Speaking to NUS LGBT+ Officer Fran Crowling, she elaborated more on this research, arguing that

 “…it is clear that Universities need to be doing more to ensure the safety and well-being of their LGBT students.  The report ‘Beyond the Straight and Narrow’ found that 1 in 5 LGB+ students and 1 in 3 experience harassment and bullying. Trans students are also twice as likely that their LGB+ peers to experience harassment, threatening behaviour or experience physical assault on campus.”

Much of this is just what Natalie James is working to resolve at UCL, starting with the Zero Tolerance to Sexual Harassment campaign. It wouldn’t directly deal with LGBT+ issues, but she did go on to say that:

 “it will be giving information to security staff on how to deal appropriately with disclosures of harassment (e.g. how they should treat someone reporting, what information they should be providing, what they absolutely should not be saying). Ensuring that Security are confident in knowing how to deal with reports of harassment/abuse is a starting point for UCL in offering greater support to both LGBT+ staff and students. As I said before, Security are often a first port of call, and we need to ensure that UCL’s immediate responses to homophobia are appropriate and sensitive, so as not to cause extra difficulty and distress. Of course, this is not the only thing that UCL could be doing – but making sure that our security staff have appropriate training is a very clear starting point.”
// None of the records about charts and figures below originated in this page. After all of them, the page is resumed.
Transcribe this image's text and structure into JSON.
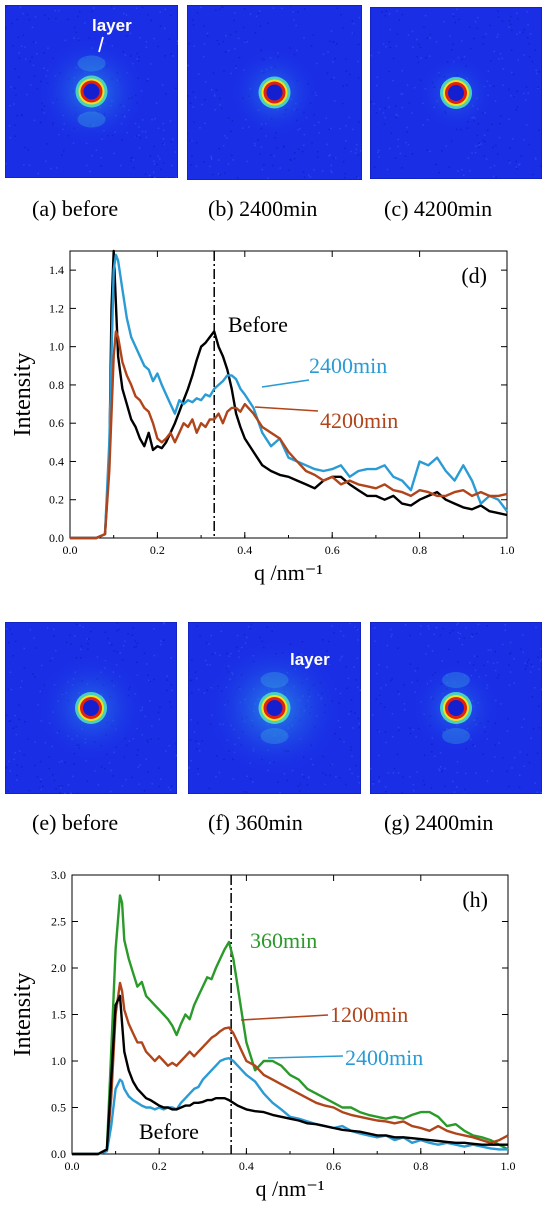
{
  "top_images": {
    "annotation": "layer",
    "captions": [
      "(a) before",
      "(b) 2400min",
      "(c) 4200min"
    ]
  },
  "bottom_images": {
    "annotation": "layer",
    "captions": [
      "(e) before",
      "(f) 360min",
      "(g) 2400min"
    ]
  },
  "colors": {
    "detector_background": "#1a2ee6",
    "black": "#000000",
    "blue": "#2a9bd4",
    "brown": "#b0441a",
    "green": "#2a9a2a"
  },
  "chart_data": [
    {
      "type": "line",
      "panel_label": "(d)",
      "xlabel": "q /nm⁻¹",
      "ylabel": "Intensity",
      "xlim": [
        0.0,
        1.0
      ],
      "ylim": [
        0.0,
        1.5
      ],
      "xticks": [
        "0.0",
        "0.2",
        "0.4",
        "0.6",
        "0.8",
        "1.0"
      ],
      "yticks": [
        "0.0",
        "0.2",
        "0.4",
        "0.6",
        "0.8",
        "1.0",
        "1.2",
        "1.4"
      ],
      "peak_line_x": 0.33,
      "series": [
        {
          "name": "Before",
          "color": "#000000",
          "x": [
            0.0,
            0.06,
            0.08,
            0.09,
            0.095,
            0.1,
            0.11,
            0.12,
            0.13,
            0.14,
            0.15,
            0.16,
            0.17,
            0.18,
            0.19,
            0.2,
            0.21,
            0.22,
            0.23,
            0.24,
            0.25,
            0.26,
            0.27,
            0.28,
            0.29,
            0.3,
            0.31,
            0.32,
            0.33,
            0.34,
            0.35,
            0.36,
            0.37,
            0.38,
            0.39,
            0.4,
            0.42,
            0.44,
            0.46,
            0.48,
            0.5,
            0.52,
            0.54,
            0.56,
            0.58,
            0.6,
            0.62,
            0.64,
            0.66,
            0.68,
            0.7,
            0.72,
            0.74,
            0.76,
            0.78,
            0.8,
            0.82,
            0.84,
            0.86,
            0.88,
            0.9,
            0.92,
            0.94,
            0.96,
            0.98,
            1.0
          ],
          "y": [
            0.0,
            0.0,
            0.02,
            0.4,
            1.2,
            1.5,
            0.95,
            0.78,
            0.7,
            0.62,
            0.58,
            0.52,
            0.48,
            0.55,
            0.46,
            0.48,
            0.47,
            0.5,
            0.55,
            0.6,
            0.66,
            0.72,
            0.78,
            0.85,
            0.93,
            1.0,
            1.02,
            1.05,
            1.08,
            1.0,
            0.95,
            0.88,
            0.78,
            0.65,
            0.58,
            0.52,
            0.45,
            0.38,
            0.35,
            0.33,
            0.32,
            0.3,
            0.28,
            0.26,
            0.3,
            0.32,
            0.32,
            0.28,
            0.25,
            0.22,
            0.22,
            0.2,
            0.22,
            0.18,
            0.17,
            0.2,
            0.22,
            0.24,
            0.2,
            0.18,
            0.16,
            0.15,
            0.17,
            0.14,
            0.13,
            0.12
          ]
        },
        {
          "name": "2400min",
          "color": "#2a9bd4",
          "x": [
            0.0,
            0.06,
            0.08,
            0.09,
            0.1,
            0.105,
            0.11,
            0.12,
            0.13,
            0.14,
            0.15,
            0.16,
            0.17,
            0.18,
            0.19,
            0.2,
            0.21,
            0.22,
            0.23,
            0.24,
            0.25,
            0.26,
            0.27,
            0.28,
            0.29,
            0.3,
            0.31,
            0.32,
            0.33,
            0.34,
            0.35,
            0.36,
            0.37,
            0.38,
            0.39,
            0.4,
            0.42,
            0.44,
            0.46,
            0.48,
            0.5,
            0.52,
            0.54,
            0.56,
            0.58,
            0.6,
            0.62,
            0.64,
            0.66,
            0.68,
            0.7,
            0.72,
            0.74,
            0.76,
            0.78,
            0.8,
            0.82,
            0.84,
            0.86,
            0.88,
            0.9,
            0.92,
            0.94,
            0.96,
            0.98,
            1.0
          ],
          "y": [
            0.0,
            0.0,
            0.02,
            0.5,
            1.4,
            1.48,
            1.45,
            1.3,
            1.15,
            1.05,
            1.0,
            0.95,
            0.9,
            0.88,
            0.82,
            0.86,
            0.8,
            0.75,
            0.7,
            0.65,
            0.72,
            0.7,
            0.72,
            0.71,
            0.73,
            0.72,
            0.75,
            0.74,
            0.78,
            0.8,
            0.82,
            0.85,
            0.85,
            0.83,
            0.78,
            0.75,
            0.68,
            0.55,
            0.48,
            0.52,
            0.42,
            0.4,
            0.38,
            0.36,
            0.35,
            0.36,
            0.38,
            0.32,
            0.35,
            0.36,
            0.36,
            0.38,
            0.32,
            0.3,
            0.25,
            0.4,
            0.38,
            0.42,
            0.35,
            0.3,
            0.38,
            0.3,
            0.18,
            0.22,
            0.2,
            0.14
          ]
        },
        {
          "name": "4200min",
          "color": "#b0441a",
          "x": [
            0.0,
            0.06,
            0.08,
            0.09,
            0.1,
            0.105,
            0.11,
            0.12,
            0.13,
            0.14,
            0.15,
            0.16,
            0.17,
            0.18,
            0.19,
            0.2,
            0.21,
            0.22,
            0.23,
            0.24,
            0.25,
            0.26,
            0.27,
            0.28,
            0.29,
            0.3,
            0.31,
            0.32,
            0.33,
            0.34,
            0.35,
            0.36,
            0.37,
            0.38,
            0.39,
            0.4,
            0.42,
            0.44,
            0.46,
            0.48,
            0.5,
            0.52,
            0.54,
            0.56,
            0.58,
            0.6,
            0.62,
            0.64,
            0.66,
            0.68,
            0.7,
            0.72,
            0.74,
            0.76,
            0.78,
            0.8,
            0.82,
            0.84,
            0.86,
            0.88,
            0.9,
            0.92,
            0.94,
            0.96,
            0.98,
            1.0
          ],
          "y": [
            0.0,
            0.0,
            0.02,
            0.35,
            0.95,
            1.08,
            1.05,
            0.92,
            0.85,
            0.8,
            0.74,
            0.72,
            0.68,
            0.66,
            0.6,
            0.52,
            0.5,
            0.52,
            0.55,
            0.5,
            0.55,
            0.6,
            0.58,
            0.62,
            0.55,
            0.6,
            0.58,
            0.62,
            0.62,
            0.65,
            0.6,
            0.66,
            0.68,
            0.68,
            0.66,
            0.7,
            0.65,
            0.58,
            0.55,
            0.52,
            0.45,
            0.4,
            0.35,
            0.33,
            0.3,
            0.32,
            0.28,
            0.3,
            0.28,
            0.27,
            0.26,
            0.28,
            0.25,
            0.24,
            0.22,
            0.25,
            0.24,
            0.22,
            0.22,
            0.24,
            0.25,
            0.22,
            0.24,
            0.22,
            0.22,
            0.23
          ]
        }
      ]
    },
    {
      "type": "line",
      "panel_label": "(h)",
      "xlabel": "q /nm⁻¹",
      "ylabel": "Intensity",
      "xlim": [
        0.0,
        1.0
      ],
      "ylim": [
        0.0,
        3.0
      ],
      "xticks": [
        "0.0",
        "0.2",
        "0.4",
        "0.6",
        "0.8",
        "1.0"
      ],
      "yticks": [
        "0.0",
        "0.5",
        "1.0",
        "1.5",
        "2.0",
        "2.5",
        "3.0"
      ],
      "peak_line_x": 0.365,
      "series": [
        {
          "name": "360min",
          "color": "#2a9a2a",
          "x": [
            0.0,
            0.06,
            0.08,
            0.09,
            0.1,
            0.11,
            0.115,
            0.12,
            0.13,
            0.14,
            0.15,
            0.16,
            0.17,
            0.18,
            0.19,
            0.2,
            0.21,
            0.22,
            0.23,
            0.24,
            0.25,
            0.26,
            0.27,
            0.28,
            0.29,
            0.3,
            0.31,
            0.32,
            0.33,
            0.34,
            0.35,
            0.36,
            0.37,
            0.38,
            0.39,
            0.4,
            0.42,
            0.44,
            0.46,
            0.48,
            0.5,
            0.52,
            0.54,
            0.56,
            0.58,
            0.6,
            0.62,
            0.64,
            0.66,
            0.68,
            0.7,
            0.72,
            0.74,
            0.76,
            0.78,
            0.8,
            0.82,
            0.84,
            0.86,
            0.88,
            0.9,
            0.92,
            0.94,
            0.96,
            0.98,
            1.0
          ],
          "y": [
            0.0,
            0.0,
            0.05,
            1.1,
            2.2,
            2.78,
            2.7,
            2.3,
            2.1,
            1.95,
            1.8,
            1.85,
            1.7,
            1.65,
            1.6,
            1.55,
            1.5,
            1.45,
            1.38,
            1.28,
            1.4,
            1.5,
            1.45,
            1.6,
            1.7,
            1.8,
            1.9,
            1.88,
            2.0,
            2.1,
            2.2,
            2.28,
            2.1,
            1.8,
            1.5,
            1.2,
            0.9,
            1.0,
            1.0,
            0.95,
            0.85,
            0.8,
            0.7,
            0.65,
            0.6,
            0.55,
            0.5,
            0.5,
            0.45,
            0.42,
            0.4,
            0.38,
            0.4,
            0.38,
            0.42,
            0.45,
            0.45,
            0.4,
            0.3,
            0.32,
            0.25,
            0.2,
            0.18,
            0.15,
            0.1,
            0.05
          ]
        },
        {
          "name": "1200min",
          "color": "#b0441a",
          "x": [
            0.0,
            0.06,
            0.08,
            0.09,
            0.1,
            0.11,
            0.115,
            0.12,
            0.13,
            0.14,
            0.15,
            0.16,
            0.17,
            0.18,
            0.19,
            0.2,
            0.21,
            0.22,
            0.23,
            0.24,
            0.25,
            0.26,
            0.27,
            0.28,
            0.29,
            0.3,
            0.31,
            0.32,
            0.33,
            0.34,
            0.35,
            0.36,
            0.37,
            0.38,
            0.39,
            0.4,
            0.42,
            0.44,
            0.46,
            0.48,
            0.5,
            0.52,
            0.54,
            0.56,
            0.58,
            0.6,
            0.62,
            0.64,
            0.66,
            0.68,
            0.7,
            0.72,
            0.74,
            0.76,
            0.78,
            0.8,
            0.82,
            0.84,
            0.86,
            0.88,
            0.9,
            0.92,
            0.94,
            0.96,
            0.98,
            1.0
          ],
          "y": [
            0.0,
            0.0,
            0.05,
            0.6,
            1.5,
            1.84,
            1.75,
            1.55,
            1.4,
            1.3,
            1.2,
            1.2,
            1.1,
            1.05,
            1.0,
            1.05,
            1.0,
            0.95,
            0.98,
            0.95,
            1.0,
            1.05,
            1.1,
            1.05,
            1.1,
            1.15,
            1.2,
            1.25,
            1.28,
            1.32,
            1.35,
            1.36,
            1.3,
            1.2,
            1.1,
            1.0,
            0.95,
            0.85,
            0.8,
            0.75,
            0.7,
            0.65,
            0.6,
            0.55,
            0.52,
            0.5,
            0.45,
            0.42,
            0.4,
            0.38,
            0.36,
            0.35,
            0.33,
            0.35,
            0.3,
            0.28,
            0.25,
            0.3,
            0.25,
            0.22,
            0.2,
            0.18,
            0.15,
            0.12,
            0.15,
            0.2
          ]
        },
        {
          "name": "2400min",
          "color": "#2a9bd4",
          "x": [
            0.0,
            0.06,
            0.08,
            0.09,
            0.1,
            0.11,
            0.115,
            0.12,
            0.13,
            0.14,
            0.15,
            0.16,
            0.17,
            0.18,
            0.19,
            0.2,
            0.21,
            0.22,
            0.23,
            0.24,
            0.25,
            0.26,
            0.27,
            0.28,
            0.29,
            0.3,
            0.31,
            0.32,
            0.33,
            0.34,
            0.35,
            0.36,
            0.37,
            0.38,
            0.39,
            0.4,
            0.42,
            0.44,
            0.46,
            0.48,
            0.5,
            0.52,
            0.54,
            0.56,
            0.58,
            0.6,
            0.62,
            0.64,
            0.66,
            0.68,
            0.7,
            0.72,
            0.74,
            0.76,
            0.78,
            0.8,
            0.82,
            0.84,
            0.86,
            0.88,
            0.9,
            0.92,
            0.94,
            0.96,
            0.98,
            1.0
          ],
          "y": [
            0.0,
            0.0,
            0.03,
            0.3,
            0.7,
            0.8,
            0.78,
            0.7,
            0.62,
            0.58,
            0.55,
            0.52,
            0.5,
            0.5,
            0.48,
            0.5,
            0.48,
            0.5,
            0.5,
            0.48,
            0.55,
            0.6,
            0.65,
            0.7,
            0.72,
            0.8,
            0.85,
            0.9,
            0.95,
            1.0,
            1.02,
            1.03,
            1.0,
            0.95,
            0.9,
            0.85,
            0.78,
            0.65,
            0.55,
            0.48,
            0.4,
            0.38,
            0.35,
            0.32,
            0.3,
            0.28,
            0.3,
            0.25,
            0.22,
            0.2,
            0.18,
            0.2,
            0.15,
            0.18,
            0.12,
            0.15,
            0.12,
            0.1,
            0.12,
            0.1,
            0.08,
            0.1,
            0.08,
            0.06,
            0.05,
            0.05
          ]
        },
        {
          "name": "Before",
          "color": "#000000",
          "x": [
            0.0,
            0.06,
            0.08,
            0.09,
            0.1,
            0.11,
            0.115,
            0.12,
            0.13,
            0.14,
            0.15,
            0.16,
            0.17,
            0.18,
            0.19,
            0.2,
            0.21,
            0.22,
            0.23,
            0.24,
            0.25,
            0.26,
            0.27,
            0.28,
            0.29,
            0.3,
            0.31,
            0.32,
            0.33,
            0.34,
            0.35,
            0.36,
            0.37,
            0.38,
            0.39,
            0.4,
            0.42,
            0.44,
            0.46,
            0.48,
            0.5,
            0.52,
            0.54,
            0.56,
            0.58,
            0.6,
            0.62,
            0.64,
            0.66,
            0.68,
            0.7,
            0.72,
            0.74,
            0.76,
            0.78,
            0.8,
            0.82,
            0.84,
            0.86,
            0.88,
            0.9,
            0.92,
            0.94,
            0.96,
            0.98,
            1.0
          ],
          "y": [
            0.0,
            0.0,
            0.05,
            0.8,
            1.6,
            1.7,
            1.4,
            1.1,
            0.9,
            0.78,
            0.7,
            0.65,
            0.6,
            0.58,
            0.55,
            0.52,
            0.5,
            0.5,
            0.48,
            0.48,
            0.5,
            0.52,
            0.52,
            0.55,
            0.55,
            0.56,
            0.58,
            0.58,
            0.6,
            0.6,
            0.6,
            0.58,
            0.55,
            0.52,
            0.5,
            0.48,
            0.46,
            0.45,
            0.42,
            0.4,
            0.38,
            0.36,
            0.33,
            0.32,
            0.3,
            0.28,
            0.26,
            0.25,
            0.24,
            0.22,
            0.2,
            0.2,
            0.18,
            0.18,
            0.17,
            0.16,
            0.15,
            0.14,
            0.13,
            0.12,
            0.12,
            0.11,
            0.1,
            0.1,
            0.1,
            0.1
          ]
        }
      ]
    }
  ]
}
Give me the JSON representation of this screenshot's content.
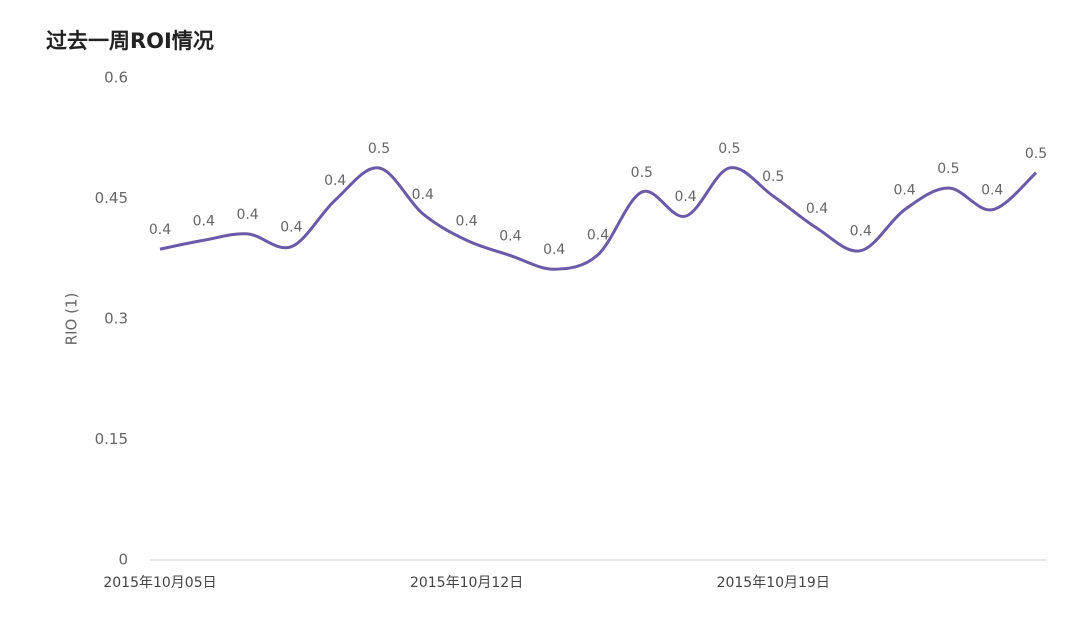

She also stated that “this contributes to higher drops out rates of LGBT+ students, poor mental health, and LGBT+ students under achieving during their studies.” While Jennifer did not indicate that she was planning to drop out, the experience was incredibly unpleasant for her and she does not feel comfortable approaching security for assistance again.

Due to the continued work of the NUS and activists to combat homophobia on campus, including outreach and events such as LGBT History Month, there is an increasing cultural acceptance for sexual and gender diversity at UK universities. Despite this, Jennifer Izaakson’s case and many others provides strong evidence that there is still work to do in this area, which manifests itself in, for example, a lack of policy and training on how to adequately assist students who suffer hate crimes on campus. Without these necessary processes, any university will be failing to protect a large part of its student body.  It is absolutely clear that LGBT staff and students such as Jennifer still do not have the support they demand and require.